EMC’s caveman creed, HP says FAST is its idea, Pillar crumbles
The storage blogosphere has thrown up a fascinating EMC video explaining how cave painting is like social media. Seriously. Also HP says EMC’s FAST is its idea.
Ugh.
Hrrrmmm.
Fnhhhfhh!
The collected phonemes above, dear readers, are grunts. The most Neanderthal grunts we can transliterate.
We bring you the grunts because EMC wants us all to believe that cavemen invented social media.
Well not quite … but the video below, which we found over at Dave Talks Shop, is in his words EMC’s official rules for doing social media and “ people here actually get training credit for watching.”
Your turn!
Technical Deep Dive has the most interesting post of the last month, because it quotes an HP engineer as saying he once wrote a paper about tiering that got buried inside the HPocracy, but that “EMC took this paper and based their FAST/FAST VP technology on it.”
Them’s fighting words.
The other fight, of sorts, involves Pillar Data, the storage startup funded in part by one L Ellison of San Jose. You might have heard of his software company Oracle? And you may have heard how it bought Pillar? CEO Mike gives the company a find farewell. Storagebod says the buy proves Oracle is clueless on the subject of storage. Elisabeth Stahl takes offense at every Oracle storage utterance ever, in this or any other universe. ESG finds us some more storage startups to get excited about now that Pillar has become the last of its generation to be absorbed by a bigger player.
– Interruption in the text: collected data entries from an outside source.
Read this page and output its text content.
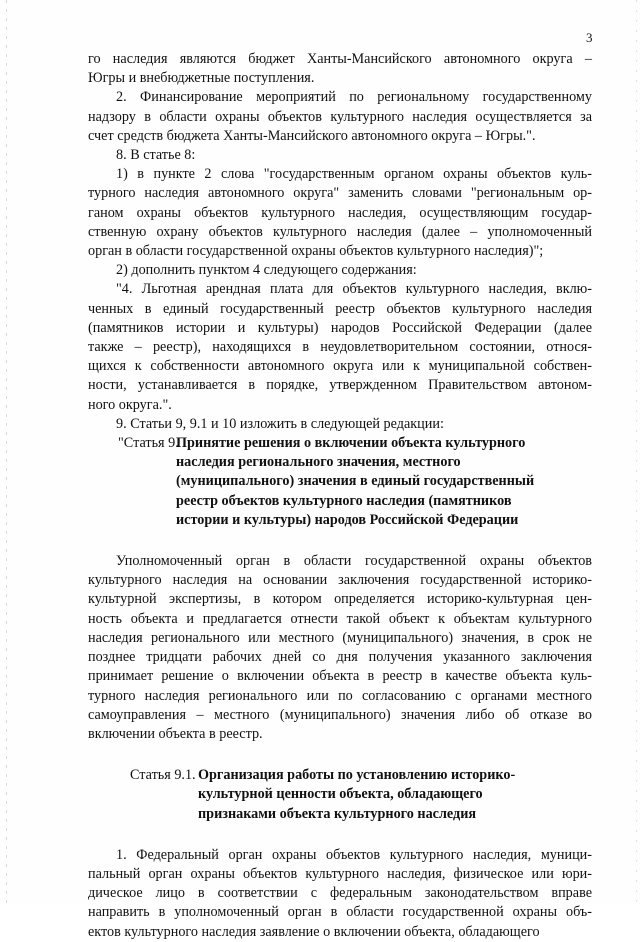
3
го наследия являются бюджет Ханты-Мансийского автономного округа –
Югры и внебюджетные поступления.
2. Финансирование мероприятий по региональному государственному
надзору в области охраны объектов культурного наследия осуществляется за
счет средств бюджета Ханты-Мансийского автономного округа – Югры.".
8. В статье 8:
1) в пункте 2 слова "государственным органом охраны объектов куль-
турного наследия автономного округа" заменить словами "региональным ор-
ганом охраны объектов культурного наследия, осуществляющим государ-
ственную охрану объектов культурного наследия (далее – уполномоченный
орган в области государственной охраны объектов культурного наследия)";
2) дополнить пунктом 4 следующего содержания:
"4. Льготная арендная плата для объектов культурного наследия, вклю-
ченных в единый государственный реестр объектов культурного наследия
(памятников истории и культуры) народов Российской Федерации (далее
также – реестр), находящихся в неудовлетворительном состоянии, относя-
щихся к собственности автономного округа или к муниципальной собствен-
ности, устанавливается в порядке, утвержденном Правительством автоном-
ного округа.".
9. Статьи 9, 9.1 и 10 изложить в следующей редакции:
"Статья 9.
Принятие решения о включении объекта культурного
наследия регионального значения, местного
(муниципального) значения в единый государственный
реестр объектов культурного наследия (памятников
истории и культуры) народов Российской Федерации
Уполномоченный орган в области государственной охраны объектов
культурного наследия на основании заключения государственной историко-
культурной экспертизы, в котором определяется историко-культурная цен-
ность объекта и предлагается отнести такой объект к объектам культурного
наследия регионального или местного (муниципального) значения, в срок не
позднее тридцати рабочих дней со дня получения указанного заключения
принимает решение о включении объекта в реестр в качестве объекта куль-
турного наследия регионального или по согласованию с органами местного
самоуправления – местного (муниципального) значения либо об отказе во
включении объекта в реестр.
Статья 9.1. Организация работы по установлению историко-
культурной ценности объекта, обладающего
признаками объекта культурного наследия
1. Федеральный орган охраны объектов культурного наследия, муници-
пальный орган охраны объектов культурного наследия, физическое или юри-
дическое лицо в соответствии с федеральным законодательством вправе
направить в уполномоченный орган в области государственной охраны объ-
ектов культурного наследия заявление о включении объекта, обладающего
There’s also some contention about Page Size. Hu Yoshida is playing, along with Storage Anarchist.
The stabbiest post of all comes from Grumpy Storage, who seems to have concluded that the whole storage industry exists to make life tough for customers, lock them in and then milk them forever.
That’s the basic business model this column has long understood to be the dominant force in the industry ;-)
Compression is another popular topic from June. Ken Wood talks about single point compression, Storage Mojo calls for primary data compression and Backup Blog looks at Avamar and global dedupe.
Here comes Huawei
Another fascinating post from June came from the keyboard of Virtual Geek, which ostensibly talks up how good Iomega kit has become. Of more interest to us is the fact that Huawei Symantec is mentioned in a table of five NAS competitors. Last time we checked that double act had trivial market share, so why even bother ranking it? Unless it’s making waves and is therefore deserving of some competitive attention?
Watch this space it seems.
Elsewhere, the energetic Steve Foskett looks at just what constitutes failure, Storage Buddhist goes Storagebod declares tape well and truly alive. Preston de Guise says tape is alive, but goes terribly with dedupe.
Storage Architect looks at VM replication on block arrays, Zerowait contemplates storage stagflation and Canned Platypus looks at solid state silliness. DataCore ANZ wonders how many tiers are needed to make a tasty storage cake. Justin Warren’s Eigenmagic suggests you make sure your cloud neighbours aren’t dodgy.
Chuck’s blog has an interesting case study about a company called 3Tier and also runs a nice social media experiment.
Dept. of Weird
Backblaze has a wonderfully weird post about how its backup service unearthed a pile of dirty cash. Also weird, a bit, is Seagate’s new hard drive (ye olde spinning rust style) for tablet computers. Or at least tablet computers that have humungous batteries and don’t ever get rough handling.
Storagenerve gets down and dirty with his Macbook disk, and then does some advanced Mac OS X virtualisation by creating a bootable ESX memory stick.
Lastly, Storage Buddhist is running a poll to prove what we already know: HP’s storage products have really dumb names.